Her family said “her clothes are truly considered a distinctive part of modern Australian lifestyle”.

“A champion of Australian women and a multicultural success story, she continued to thrive as a businesswoman through enormous radical and social change, designing clothes for women fighting for liberation through the women’s rights movement in the 1960s to empowering women today in leadership, the workplace, in their home and at major life events,” the statement said.

Zampatti was the mother of three children, Alexander Schuman, Bianca Spender and Allegra Spender. She was married to Leo Schuman and former Australian lawyer, politician and diplomat John Spender, and had nine grandchildren.

An online memorial page has been established to commemorate Zampatti’s life and work.

Bianca Spender said Zampatti was “my inspiration, my mentor and my friend. I am lost for words and totally heartbroken.”

Ita Buttrose, the chair of the ABC and a former editor of Cleo Magazine and the Australian Women’s Weekly, said Zampatti’s death represented “a great loss to Australian women, Australian fashion, and Australian business and the community in general because she was quite a unique woman”.

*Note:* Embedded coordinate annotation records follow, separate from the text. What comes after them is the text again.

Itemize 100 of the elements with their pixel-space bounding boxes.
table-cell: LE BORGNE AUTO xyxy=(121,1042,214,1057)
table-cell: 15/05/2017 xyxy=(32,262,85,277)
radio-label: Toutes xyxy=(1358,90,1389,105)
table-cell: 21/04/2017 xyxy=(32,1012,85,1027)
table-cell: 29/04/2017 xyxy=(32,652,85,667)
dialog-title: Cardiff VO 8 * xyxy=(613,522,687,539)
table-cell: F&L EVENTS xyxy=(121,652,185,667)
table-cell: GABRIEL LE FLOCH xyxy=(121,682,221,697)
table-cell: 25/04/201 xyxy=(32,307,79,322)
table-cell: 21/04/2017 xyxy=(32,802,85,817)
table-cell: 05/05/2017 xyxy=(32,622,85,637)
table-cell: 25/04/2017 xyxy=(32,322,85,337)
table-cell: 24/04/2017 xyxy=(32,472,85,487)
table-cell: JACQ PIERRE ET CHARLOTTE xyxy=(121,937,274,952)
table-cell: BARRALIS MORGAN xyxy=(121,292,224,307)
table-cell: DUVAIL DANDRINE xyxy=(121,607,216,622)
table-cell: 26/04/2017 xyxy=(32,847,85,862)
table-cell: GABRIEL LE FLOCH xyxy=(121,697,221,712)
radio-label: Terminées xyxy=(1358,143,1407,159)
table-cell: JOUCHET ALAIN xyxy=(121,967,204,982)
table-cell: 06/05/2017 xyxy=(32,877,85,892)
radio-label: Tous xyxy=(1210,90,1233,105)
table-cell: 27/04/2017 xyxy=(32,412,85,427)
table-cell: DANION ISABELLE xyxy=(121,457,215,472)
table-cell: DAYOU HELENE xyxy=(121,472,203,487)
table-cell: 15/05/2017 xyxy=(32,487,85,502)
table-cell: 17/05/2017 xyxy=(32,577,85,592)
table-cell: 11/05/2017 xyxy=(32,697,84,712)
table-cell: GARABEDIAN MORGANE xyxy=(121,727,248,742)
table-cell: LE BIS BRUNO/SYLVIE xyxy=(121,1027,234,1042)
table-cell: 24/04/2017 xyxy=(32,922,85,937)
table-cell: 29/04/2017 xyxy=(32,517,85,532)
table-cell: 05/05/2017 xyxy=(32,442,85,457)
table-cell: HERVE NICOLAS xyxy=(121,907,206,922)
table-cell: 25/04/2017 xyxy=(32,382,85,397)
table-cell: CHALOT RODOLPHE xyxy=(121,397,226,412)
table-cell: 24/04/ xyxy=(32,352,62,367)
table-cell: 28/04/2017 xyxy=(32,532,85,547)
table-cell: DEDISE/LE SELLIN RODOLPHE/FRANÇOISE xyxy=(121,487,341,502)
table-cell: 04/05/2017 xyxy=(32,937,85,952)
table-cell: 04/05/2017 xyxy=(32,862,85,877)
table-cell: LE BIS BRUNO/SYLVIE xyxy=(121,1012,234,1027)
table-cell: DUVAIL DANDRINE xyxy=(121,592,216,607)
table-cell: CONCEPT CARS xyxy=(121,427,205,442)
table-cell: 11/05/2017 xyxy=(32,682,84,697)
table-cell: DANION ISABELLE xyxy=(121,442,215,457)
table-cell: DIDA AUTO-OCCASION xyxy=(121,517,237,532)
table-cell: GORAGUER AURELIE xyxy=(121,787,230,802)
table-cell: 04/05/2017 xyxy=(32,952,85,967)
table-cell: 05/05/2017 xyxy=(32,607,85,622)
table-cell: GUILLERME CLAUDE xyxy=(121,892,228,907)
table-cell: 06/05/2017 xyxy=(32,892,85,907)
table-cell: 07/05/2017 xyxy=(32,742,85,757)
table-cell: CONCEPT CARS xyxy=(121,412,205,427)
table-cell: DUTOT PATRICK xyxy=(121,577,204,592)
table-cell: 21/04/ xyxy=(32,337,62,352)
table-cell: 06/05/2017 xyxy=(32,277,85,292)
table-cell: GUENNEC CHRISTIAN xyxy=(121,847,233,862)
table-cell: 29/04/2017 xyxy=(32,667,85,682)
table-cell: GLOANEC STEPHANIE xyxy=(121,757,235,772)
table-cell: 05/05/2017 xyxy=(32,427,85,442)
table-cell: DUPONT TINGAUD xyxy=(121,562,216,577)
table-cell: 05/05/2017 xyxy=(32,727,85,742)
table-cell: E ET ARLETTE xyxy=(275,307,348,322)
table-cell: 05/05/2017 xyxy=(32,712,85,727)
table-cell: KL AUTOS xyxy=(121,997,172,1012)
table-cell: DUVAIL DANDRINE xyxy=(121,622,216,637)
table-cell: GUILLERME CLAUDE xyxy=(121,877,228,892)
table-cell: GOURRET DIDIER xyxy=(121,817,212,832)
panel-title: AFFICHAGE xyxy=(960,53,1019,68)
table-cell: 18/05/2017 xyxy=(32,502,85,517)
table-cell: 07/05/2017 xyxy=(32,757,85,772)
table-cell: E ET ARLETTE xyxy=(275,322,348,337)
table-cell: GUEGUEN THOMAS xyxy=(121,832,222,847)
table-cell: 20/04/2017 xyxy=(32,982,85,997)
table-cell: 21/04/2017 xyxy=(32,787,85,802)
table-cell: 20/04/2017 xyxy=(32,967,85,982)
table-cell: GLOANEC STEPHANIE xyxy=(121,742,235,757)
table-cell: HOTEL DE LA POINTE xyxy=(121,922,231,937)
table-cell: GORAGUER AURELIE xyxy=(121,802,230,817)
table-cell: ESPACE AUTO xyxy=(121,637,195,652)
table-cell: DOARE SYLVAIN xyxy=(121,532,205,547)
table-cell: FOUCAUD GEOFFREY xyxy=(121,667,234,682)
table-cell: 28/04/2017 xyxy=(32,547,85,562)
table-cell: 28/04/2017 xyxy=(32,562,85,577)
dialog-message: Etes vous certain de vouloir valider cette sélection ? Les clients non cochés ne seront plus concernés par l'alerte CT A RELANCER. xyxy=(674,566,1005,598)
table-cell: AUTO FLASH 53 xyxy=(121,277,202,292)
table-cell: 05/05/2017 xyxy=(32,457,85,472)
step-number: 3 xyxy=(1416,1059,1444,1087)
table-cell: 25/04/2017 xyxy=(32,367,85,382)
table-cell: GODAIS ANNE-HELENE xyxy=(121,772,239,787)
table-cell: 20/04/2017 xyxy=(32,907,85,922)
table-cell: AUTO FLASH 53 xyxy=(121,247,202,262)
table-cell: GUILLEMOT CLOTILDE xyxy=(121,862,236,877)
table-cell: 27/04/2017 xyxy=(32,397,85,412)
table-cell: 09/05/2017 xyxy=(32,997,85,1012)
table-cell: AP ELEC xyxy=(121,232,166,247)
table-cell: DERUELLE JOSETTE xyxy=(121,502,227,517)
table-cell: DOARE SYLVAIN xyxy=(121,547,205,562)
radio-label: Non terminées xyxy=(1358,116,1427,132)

“She designed clothes that were feminine and appealing to women. I think that is why she had such a wide appeal,” she said.

Buttrose, who also attended the opening night of La Traviata but did not see Zampatti fall, said she was known for her incredible work ethic.

“I am sure she has left behind all sorts of designs,” she said. “She would have been designing the next season and I’m sure it is somewhere, drawing or something Carla wanted to be done.”

Former Australian prime minister Malcolm Turnbull said Zampatti embodied “the success of our remarkable multicultural nation” while Berejiklian said she was a “true trailblazer in every respect”.

Australian actor Magda Szubanski was among those paying tribute to Zampatti online.